Michael Beasley isn’t happy with the New York Knicks’ lack of ball movement, and head coach Jeff Hornacek is less-than-thrilled with Beasley’s slumping play.
Beasley says the Knicks are playing selfishly.
Beasley admits he’s been on a slide since the All-Star break. Taking over for Kristaps Porzingis as starting power forward hasn’t been easy.
Hornacek, who has only raved about Beasley’s prowess this season, singled him out after Friday’s defensively dead, 128-105 loss to the Clippers and now may take him out of the starting lineup.
After Saturday night’s practice at Sacramento, Hornacek said it’s “possible’’ he will make a lineup change and Beasley is the strongest candidate. Hornacek indicated he’d make a change Sunday vs. the Kings because of an injury and mentioning Beasley tweaked his ankle.
For his part, Beasley thinks the losing is not just about D. Following the loss, a frustrated Beasley told The Post the Knicks are no longer sharing the ball like they used to.
“How many assists did we have tonight?’’ Beasley snapped when a question was posed about Hornacek’s anger over their defensive tenacity. “It’s a lot of things. A lot.”
For the record, the Knicks notched 24 assists on 41 baskets — not a good percentage. Beasley scored seven points (3-of-7 shooting) in 20 minutes with two turnovers and one assist.
“Offensively, it’s hard to get involved,” Beasley said as he walked out of the visitor’s locker room at Staples Center late Friday. “It’s hard to get a rhythm. That’s why I asked you about the assists.”
But now Beasley sees the Knicks have become selfish on offense. The Knicks have dropped heady point guard Jarrett Jack out of the mix and are using their young point guards, Emmanuel Mudiay, Frank Ntilikina and Trey Burke.
“I can’t be the only one trying to figuring it out,” Beasley said about sharing the ball. “We’ve got to figure it out together. We just don’t play the right way of basketball at times. And that’s frustrating.”

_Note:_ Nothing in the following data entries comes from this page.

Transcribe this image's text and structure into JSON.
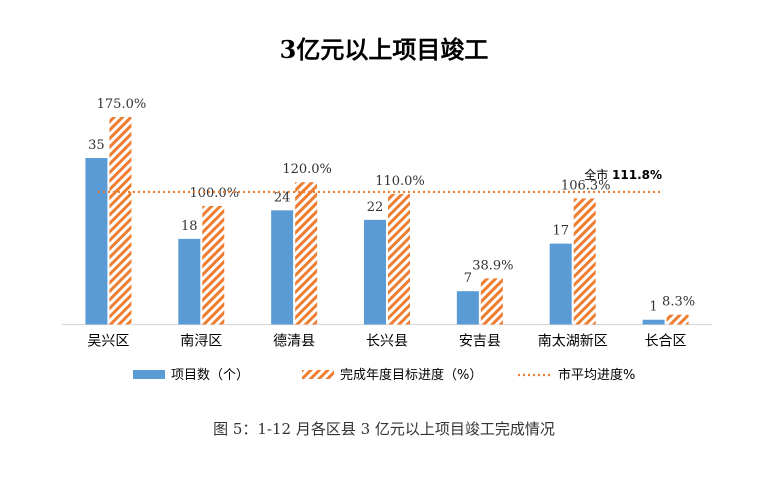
{
  "chart_data": {
    "type": "bar",
    "title": "3亿元以上项目竣工",
    "categories": [
      "吴兴区",
      "南浔区",
      "德清县",
      "长兴县",
      "安吉县",
      "南太湖新区",
      "长合区"
    ],
    "series": [
      {
        "name": "项目数（个）",
        "kind": "bar-solid",
        "axis": "count",
        "values": [
          35,
          18,
          24,
          22,
          7,
          17,
          1
        ],
        "labels": [
          "35",
          "18",
          "24",
          "22",
          "7",
          "17",
          "1"
        ],
        "color": "#5B9BD5"
      },
      {
        "name": "完成年度目标进度（%）",
        "kind": "bar-hatched",
        "axis": "percent",
        "values": [
          175.0,
          100.0,
          120.0,
          110.0,
          38.9,
          106.3,
          8.3
        ],
        "labels": [
          "175.0%",
          "100.0%",
          "120.0%",
          "110.0%",
          "38.9%",
          "106.3%",
          "8.3%"
        ],
        "color": "#ED7D31"
      },
      {
        "name": "市平均进度%",
        "kind": "reference-line",
        "axis": "percent",
        "value": 111.8,
        "color": "#ED7D31"
      }
    ],
    "reference_label": {
      "prefix": "全市",
      "value": "111.8%"
    },
    "axis_count_max": 35,
    "axis_percent_max": 175.0,
    "legend_position": "bottom",
    "grid": false,
    "xlabel": "",
    "ylabel": ""
  },
  "caption": "图 5：1-12 月各区县 3 亿元以上项目竣工完成情况"
}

Asked specifically if the playbook is lacking creativity or if the problem stems from the new point guards adjusting, Beasley said, “I’m not sure what it is.”
Hornacek said Beasley is right, but only to a point, saying their 24 assists “isn’t horrible.’’ During the ghastly third quarter, the Knicks scored 18 points, shot 33 percent and were 1-of-6 from the 3-point line.

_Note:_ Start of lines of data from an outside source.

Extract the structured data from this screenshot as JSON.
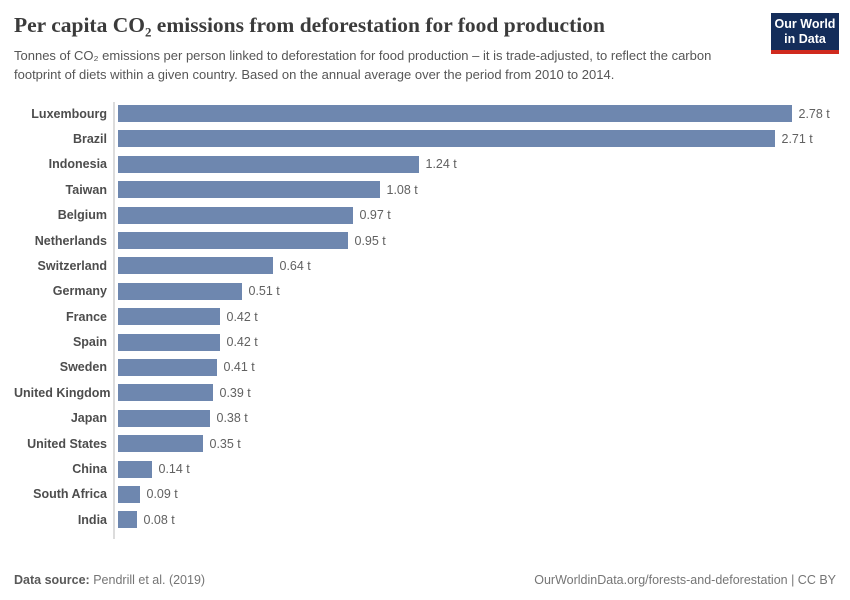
{
  "header": {
    "title": "Per capita CO₂ emissions from deforestation for food production",
    "subtitle": "Tonnes of CO₂ emissions per person linked to deforestation for food production – it is trade-adjusted, to reflect the carbon footprint of diets within a given country. Based on the annual average over the period from 2010 to 2014.",
    "logo": {
      "line1": "Our World",
      "line2": "in Data"
    }
  },
  "chart_data": {
    "type": "bar",
    "orientation": "horizontal",
    "title": "Per capita CO₂ emissions from deforestation for food production",
    "unit": "t",
    "categories": [
      "Luxembourg",
      "Brazil",
      "Indonesia",
      "Taiwan",
      "Belgium",
      "Netherlands",
      "Switzerland",
      "Germany",
      "France",
      "Spain",
      "Sweden",
      "United Kingdom",
      "Japan",
      "United States",
      "China",
      "South Africa",
      "India"
    ],
    "values": [
      2.78,
      2.71,
      1.24,
      1.08,
      0.97,
      0.95,
      0.64,
      0.51,
      0.42,
      0.42,
      0.41,
      0.39,
      0.38,
      0.35,
      0.14,
      0.09,
      0.08
    ],
    "value_labels": [
      "2.78 t",
      "2.71 t",
      "1.24 t",
      "1.08 t",
      "0.97 t",
      "0.95 t",
      "0.64 t",
      "0.51 t",
      "0.42 t",
      "0.42 t",
      "0.41 t",
      "0.39 t",
      "0.38 t",
      "0.35 t",
      "0.14 t",
      "0.09 t",
      "0.08 t"
    ],
    "xlim": [
      0,
      2.78
    ],
    "grid": false,
    "legend": "none",
    "bar_color": "#6e87af",
    "axis_color": "#dcdcdc"
  },
  "logo_colors": {
    "navy": "#142d5a",
    "red": "#d02a1e"
  },
  "footer": {
    "datasource_label": "Data source:",
    "datasource_value": " Pendrill et al. (2019)",
    "right_text": "OurWorldinData.org/forests-and-deforestation | CC BY"
  }
}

“We could have more,’’ Hornacek said. “Sometimes we take a shot when maybe [we need] an extra pass and [need] to drive with a purpose of kicking to someone else instead of a drive to score.’’

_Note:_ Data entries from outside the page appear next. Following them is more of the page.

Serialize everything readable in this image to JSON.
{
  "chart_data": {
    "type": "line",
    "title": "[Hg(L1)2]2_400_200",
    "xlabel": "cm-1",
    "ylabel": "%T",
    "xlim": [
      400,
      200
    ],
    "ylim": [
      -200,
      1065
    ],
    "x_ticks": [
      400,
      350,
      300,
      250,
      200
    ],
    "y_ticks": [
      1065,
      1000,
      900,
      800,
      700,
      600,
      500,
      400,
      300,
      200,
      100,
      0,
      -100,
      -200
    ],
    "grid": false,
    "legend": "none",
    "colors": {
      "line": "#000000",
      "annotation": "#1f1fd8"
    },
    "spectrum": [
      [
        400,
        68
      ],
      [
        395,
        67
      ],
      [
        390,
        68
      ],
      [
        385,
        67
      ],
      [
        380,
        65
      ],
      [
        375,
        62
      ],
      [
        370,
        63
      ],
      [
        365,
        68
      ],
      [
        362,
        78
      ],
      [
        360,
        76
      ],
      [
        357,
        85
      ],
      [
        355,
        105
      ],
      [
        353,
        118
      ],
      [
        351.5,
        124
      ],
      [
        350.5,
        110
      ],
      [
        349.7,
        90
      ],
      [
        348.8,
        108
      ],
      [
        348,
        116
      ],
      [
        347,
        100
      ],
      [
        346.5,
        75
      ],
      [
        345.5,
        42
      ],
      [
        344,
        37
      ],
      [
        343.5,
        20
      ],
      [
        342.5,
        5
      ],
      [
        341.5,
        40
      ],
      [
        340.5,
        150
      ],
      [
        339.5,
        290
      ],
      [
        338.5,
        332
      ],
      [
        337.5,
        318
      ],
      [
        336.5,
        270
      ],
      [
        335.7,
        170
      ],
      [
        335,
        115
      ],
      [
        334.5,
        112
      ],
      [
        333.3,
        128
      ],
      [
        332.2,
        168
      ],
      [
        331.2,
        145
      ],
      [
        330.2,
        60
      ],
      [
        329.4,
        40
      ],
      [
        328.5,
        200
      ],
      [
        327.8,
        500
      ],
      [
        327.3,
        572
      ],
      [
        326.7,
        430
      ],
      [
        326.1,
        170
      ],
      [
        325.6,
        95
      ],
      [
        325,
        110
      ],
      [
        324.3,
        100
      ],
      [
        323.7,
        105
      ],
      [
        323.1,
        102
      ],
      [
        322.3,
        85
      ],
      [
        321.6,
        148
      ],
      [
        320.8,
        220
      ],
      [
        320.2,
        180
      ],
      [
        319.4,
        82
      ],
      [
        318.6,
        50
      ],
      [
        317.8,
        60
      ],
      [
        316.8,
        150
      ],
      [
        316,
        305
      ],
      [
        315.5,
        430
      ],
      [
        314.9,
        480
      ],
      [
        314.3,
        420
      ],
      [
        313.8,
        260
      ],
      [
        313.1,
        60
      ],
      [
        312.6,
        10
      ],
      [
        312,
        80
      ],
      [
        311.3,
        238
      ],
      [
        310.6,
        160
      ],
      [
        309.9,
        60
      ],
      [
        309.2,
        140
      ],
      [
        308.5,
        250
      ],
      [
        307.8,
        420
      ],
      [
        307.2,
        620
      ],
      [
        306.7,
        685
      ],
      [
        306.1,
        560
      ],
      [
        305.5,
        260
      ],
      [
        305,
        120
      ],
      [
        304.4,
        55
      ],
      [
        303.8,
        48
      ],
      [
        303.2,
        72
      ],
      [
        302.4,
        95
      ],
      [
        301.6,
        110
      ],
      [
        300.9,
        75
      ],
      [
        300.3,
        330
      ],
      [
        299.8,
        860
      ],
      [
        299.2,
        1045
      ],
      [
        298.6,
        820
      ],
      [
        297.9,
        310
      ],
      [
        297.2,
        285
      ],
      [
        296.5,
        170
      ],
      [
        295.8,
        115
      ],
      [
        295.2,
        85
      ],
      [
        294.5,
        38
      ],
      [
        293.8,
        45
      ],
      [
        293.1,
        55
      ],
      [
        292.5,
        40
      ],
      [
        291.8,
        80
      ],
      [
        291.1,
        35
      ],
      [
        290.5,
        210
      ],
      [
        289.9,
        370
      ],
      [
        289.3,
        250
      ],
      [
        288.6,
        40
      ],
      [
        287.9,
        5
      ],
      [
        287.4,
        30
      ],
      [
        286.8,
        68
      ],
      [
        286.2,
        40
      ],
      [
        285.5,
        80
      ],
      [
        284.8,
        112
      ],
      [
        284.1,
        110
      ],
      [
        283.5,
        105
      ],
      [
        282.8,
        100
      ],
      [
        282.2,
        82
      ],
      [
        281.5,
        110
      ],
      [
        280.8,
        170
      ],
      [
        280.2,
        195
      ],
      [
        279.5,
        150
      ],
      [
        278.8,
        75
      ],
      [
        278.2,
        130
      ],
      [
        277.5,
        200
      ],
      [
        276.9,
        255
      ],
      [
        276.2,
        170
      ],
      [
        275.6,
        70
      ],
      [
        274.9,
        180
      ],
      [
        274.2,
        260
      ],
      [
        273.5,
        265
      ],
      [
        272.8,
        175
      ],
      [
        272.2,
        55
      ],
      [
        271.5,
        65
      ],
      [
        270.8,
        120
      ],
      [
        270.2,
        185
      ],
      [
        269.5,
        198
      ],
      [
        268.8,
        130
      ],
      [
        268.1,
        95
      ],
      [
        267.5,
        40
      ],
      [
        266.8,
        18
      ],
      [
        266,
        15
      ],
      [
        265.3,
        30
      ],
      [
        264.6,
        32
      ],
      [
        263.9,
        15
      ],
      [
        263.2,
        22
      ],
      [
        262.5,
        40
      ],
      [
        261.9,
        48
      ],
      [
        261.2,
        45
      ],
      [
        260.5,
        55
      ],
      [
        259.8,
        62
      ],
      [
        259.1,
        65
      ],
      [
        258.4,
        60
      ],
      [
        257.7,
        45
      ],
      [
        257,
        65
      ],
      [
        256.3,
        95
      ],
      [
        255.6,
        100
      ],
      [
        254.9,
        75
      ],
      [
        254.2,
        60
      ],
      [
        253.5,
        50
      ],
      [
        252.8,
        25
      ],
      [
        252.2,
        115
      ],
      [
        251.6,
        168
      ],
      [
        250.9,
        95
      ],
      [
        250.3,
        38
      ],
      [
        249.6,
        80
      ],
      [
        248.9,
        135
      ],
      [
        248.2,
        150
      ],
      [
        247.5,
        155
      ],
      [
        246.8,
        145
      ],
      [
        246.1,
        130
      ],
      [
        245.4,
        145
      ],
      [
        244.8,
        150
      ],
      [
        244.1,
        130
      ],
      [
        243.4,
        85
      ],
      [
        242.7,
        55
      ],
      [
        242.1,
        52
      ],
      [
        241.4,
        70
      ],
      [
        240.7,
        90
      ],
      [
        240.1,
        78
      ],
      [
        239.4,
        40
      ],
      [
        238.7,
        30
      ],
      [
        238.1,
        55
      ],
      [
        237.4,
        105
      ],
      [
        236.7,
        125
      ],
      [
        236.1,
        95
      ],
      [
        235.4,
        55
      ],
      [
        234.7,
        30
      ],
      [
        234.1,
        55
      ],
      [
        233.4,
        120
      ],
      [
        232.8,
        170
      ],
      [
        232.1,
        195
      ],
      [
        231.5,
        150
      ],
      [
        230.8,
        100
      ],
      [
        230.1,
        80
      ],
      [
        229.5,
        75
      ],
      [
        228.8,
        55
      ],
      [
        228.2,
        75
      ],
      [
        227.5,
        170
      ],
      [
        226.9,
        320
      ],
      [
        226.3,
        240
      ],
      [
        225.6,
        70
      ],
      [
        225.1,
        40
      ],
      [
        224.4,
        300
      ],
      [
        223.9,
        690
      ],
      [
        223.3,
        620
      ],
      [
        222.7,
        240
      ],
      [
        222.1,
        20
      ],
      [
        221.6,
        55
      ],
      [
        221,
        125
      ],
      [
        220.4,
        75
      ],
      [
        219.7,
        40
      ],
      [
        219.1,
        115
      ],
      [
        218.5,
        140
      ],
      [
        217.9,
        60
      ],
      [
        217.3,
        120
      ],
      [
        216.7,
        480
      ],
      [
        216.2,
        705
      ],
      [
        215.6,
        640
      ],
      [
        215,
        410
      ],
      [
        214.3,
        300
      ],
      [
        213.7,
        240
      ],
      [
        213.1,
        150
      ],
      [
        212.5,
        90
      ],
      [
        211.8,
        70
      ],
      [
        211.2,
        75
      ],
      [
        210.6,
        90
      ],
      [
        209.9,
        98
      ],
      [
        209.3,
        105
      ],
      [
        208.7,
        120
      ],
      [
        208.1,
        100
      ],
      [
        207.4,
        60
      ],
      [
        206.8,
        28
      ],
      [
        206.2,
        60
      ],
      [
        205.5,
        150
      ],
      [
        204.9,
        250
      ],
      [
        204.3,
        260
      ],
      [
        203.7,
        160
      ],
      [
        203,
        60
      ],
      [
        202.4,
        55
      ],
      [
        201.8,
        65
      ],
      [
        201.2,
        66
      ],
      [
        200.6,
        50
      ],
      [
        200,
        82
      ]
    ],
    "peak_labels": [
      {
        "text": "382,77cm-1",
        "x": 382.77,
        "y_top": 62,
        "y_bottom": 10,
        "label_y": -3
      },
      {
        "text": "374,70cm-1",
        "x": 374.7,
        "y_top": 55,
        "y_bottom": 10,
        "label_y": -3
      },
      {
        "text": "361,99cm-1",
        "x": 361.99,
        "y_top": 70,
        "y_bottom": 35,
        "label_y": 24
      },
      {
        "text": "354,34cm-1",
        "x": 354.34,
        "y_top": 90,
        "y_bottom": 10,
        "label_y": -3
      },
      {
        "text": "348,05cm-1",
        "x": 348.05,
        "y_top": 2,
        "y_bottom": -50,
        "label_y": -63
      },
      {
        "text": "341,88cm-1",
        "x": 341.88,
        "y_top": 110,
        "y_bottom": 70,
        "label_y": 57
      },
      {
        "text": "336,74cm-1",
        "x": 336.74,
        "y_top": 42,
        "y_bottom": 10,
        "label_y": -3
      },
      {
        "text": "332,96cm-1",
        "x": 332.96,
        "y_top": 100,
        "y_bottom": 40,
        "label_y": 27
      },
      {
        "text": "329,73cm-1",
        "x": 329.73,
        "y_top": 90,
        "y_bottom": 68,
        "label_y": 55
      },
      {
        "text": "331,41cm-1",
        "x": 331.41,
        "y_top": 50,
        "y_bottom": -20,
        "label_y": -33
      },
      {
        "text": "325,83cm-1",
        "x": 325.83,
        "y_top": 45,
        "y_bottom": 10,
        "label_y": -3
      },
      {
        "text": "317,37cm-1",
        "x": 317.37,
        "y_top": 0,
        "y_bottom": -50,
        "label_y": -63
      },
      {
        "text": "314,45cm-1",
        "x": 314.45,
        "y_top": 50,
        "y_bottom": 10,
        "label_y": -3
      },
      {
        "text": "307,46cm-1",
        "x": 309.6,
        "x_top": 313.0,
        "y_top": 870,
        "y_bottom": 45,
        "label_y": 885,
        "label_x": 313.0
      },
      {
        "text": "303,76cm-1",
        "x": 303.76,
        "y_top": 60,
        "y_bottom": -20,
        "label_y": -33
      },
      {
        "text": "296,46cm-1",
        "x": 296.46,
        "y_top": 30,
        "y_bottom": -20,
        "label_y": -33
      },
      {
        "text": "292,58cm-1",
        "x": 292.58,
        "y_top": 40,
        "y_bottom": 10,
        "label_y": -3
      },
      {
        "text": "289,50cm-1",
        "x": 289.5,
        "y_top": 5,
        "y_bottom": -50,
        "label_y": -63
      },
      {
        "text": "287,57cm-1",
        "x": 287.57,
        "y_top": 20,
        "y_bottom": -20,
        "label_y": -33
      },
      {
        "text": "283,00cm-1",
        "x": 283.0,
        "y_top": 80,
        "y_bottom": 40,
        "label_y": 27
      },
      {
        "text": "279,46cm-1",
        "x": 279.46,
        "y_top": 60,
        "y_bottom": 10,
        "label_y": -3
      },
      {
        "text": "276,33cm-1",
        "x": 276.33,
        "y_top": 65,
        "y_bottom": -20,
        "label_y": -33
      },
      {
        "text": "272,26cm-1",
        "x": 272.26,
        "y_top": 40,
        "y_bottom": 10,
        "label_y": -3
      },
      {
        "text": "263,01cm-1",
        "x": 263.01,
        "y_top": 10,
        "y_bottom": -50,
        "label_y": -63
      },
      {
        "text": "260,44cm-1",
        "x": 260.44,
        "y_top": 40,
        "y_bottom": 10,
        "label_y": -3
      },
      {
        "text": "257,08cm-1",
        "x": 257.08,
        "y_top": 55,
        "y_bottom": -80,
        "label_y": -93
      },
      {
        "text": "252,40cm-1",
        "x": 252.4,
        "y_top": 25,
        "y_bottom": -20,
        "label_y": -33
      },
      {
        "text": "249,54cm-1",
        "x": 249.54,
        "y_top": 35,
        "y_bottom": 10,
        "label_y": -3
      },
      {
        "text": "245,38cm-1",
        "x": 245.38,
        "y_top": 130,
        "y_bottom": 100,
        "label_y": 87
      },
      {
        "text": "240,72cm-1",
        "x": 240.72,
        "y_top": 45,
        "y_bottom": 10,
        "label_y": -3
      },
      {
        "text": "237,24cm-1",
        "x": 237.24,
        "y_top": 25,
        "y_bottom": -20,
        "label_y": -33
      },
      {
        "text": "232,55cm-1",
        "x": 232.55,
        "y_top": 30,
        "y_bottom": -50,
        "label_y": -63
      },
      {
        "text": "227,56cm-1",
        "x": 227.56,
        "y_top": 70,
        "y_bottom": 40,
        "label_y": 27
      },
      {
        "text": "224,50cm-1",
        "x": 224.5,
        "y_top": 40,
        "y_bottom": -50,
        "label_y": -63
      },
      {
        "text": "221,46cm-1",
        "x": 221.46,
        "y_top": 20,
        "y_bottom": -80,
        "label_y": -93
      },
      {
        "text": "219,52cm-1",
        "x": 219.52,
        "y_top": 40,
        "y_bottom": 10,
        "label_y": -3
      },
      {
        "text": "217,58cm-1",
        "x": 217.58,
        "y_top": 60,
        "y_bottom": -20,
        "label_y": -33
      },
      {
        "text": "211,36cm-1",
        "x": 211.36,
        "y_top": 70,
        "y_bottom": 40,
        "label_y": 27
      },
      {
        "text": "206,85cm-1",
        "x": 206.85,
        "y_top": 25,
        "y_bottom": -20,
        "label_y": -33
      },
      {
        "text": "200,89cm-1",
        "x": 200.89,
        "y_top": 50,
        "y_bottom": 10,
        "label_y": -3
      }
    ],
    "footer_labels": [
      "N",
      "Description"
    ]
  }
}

During Saturday’s film session, Mudiay said the ball movement was hashed out. “Last couple of games, we haven’t,’’ Mudiay said. “l feel it’s one pass, shot. The good thing is we talked about it today. Everyone owned up to what they’re doing wrong. Everyone was trying to be honest with each other.’’
After the game, Hornacek was as furious as he’s been all season, mentioned the point guards’ struggles and seemed to take aim at Beasley’s defense after their 11th loss in 12 games.
“We’ve got to have everybody playing well,’’ Hornacek said. “We don’t have KP out there. The guards struggled tonight. And we need to get something out of Michael on both sides of the court.”
Hornacek could have been referring to his scoring slide as much as his defensive tenacity. In the four games since the break, Beasley has shot 11-of-32 and is averaging 7.9 points.
But Hornacek made an additional remark that could’ve been a reference to Beasley.
“You hope it’s not a case where we’re not making our shots so we’re dropping our heads and don’t play defense,” Hornacek said. “The mentality you have to have is when you’re not making your shots or not scoring, then get a stop. That’s just being tough, that’s kind of having a feel for the game.”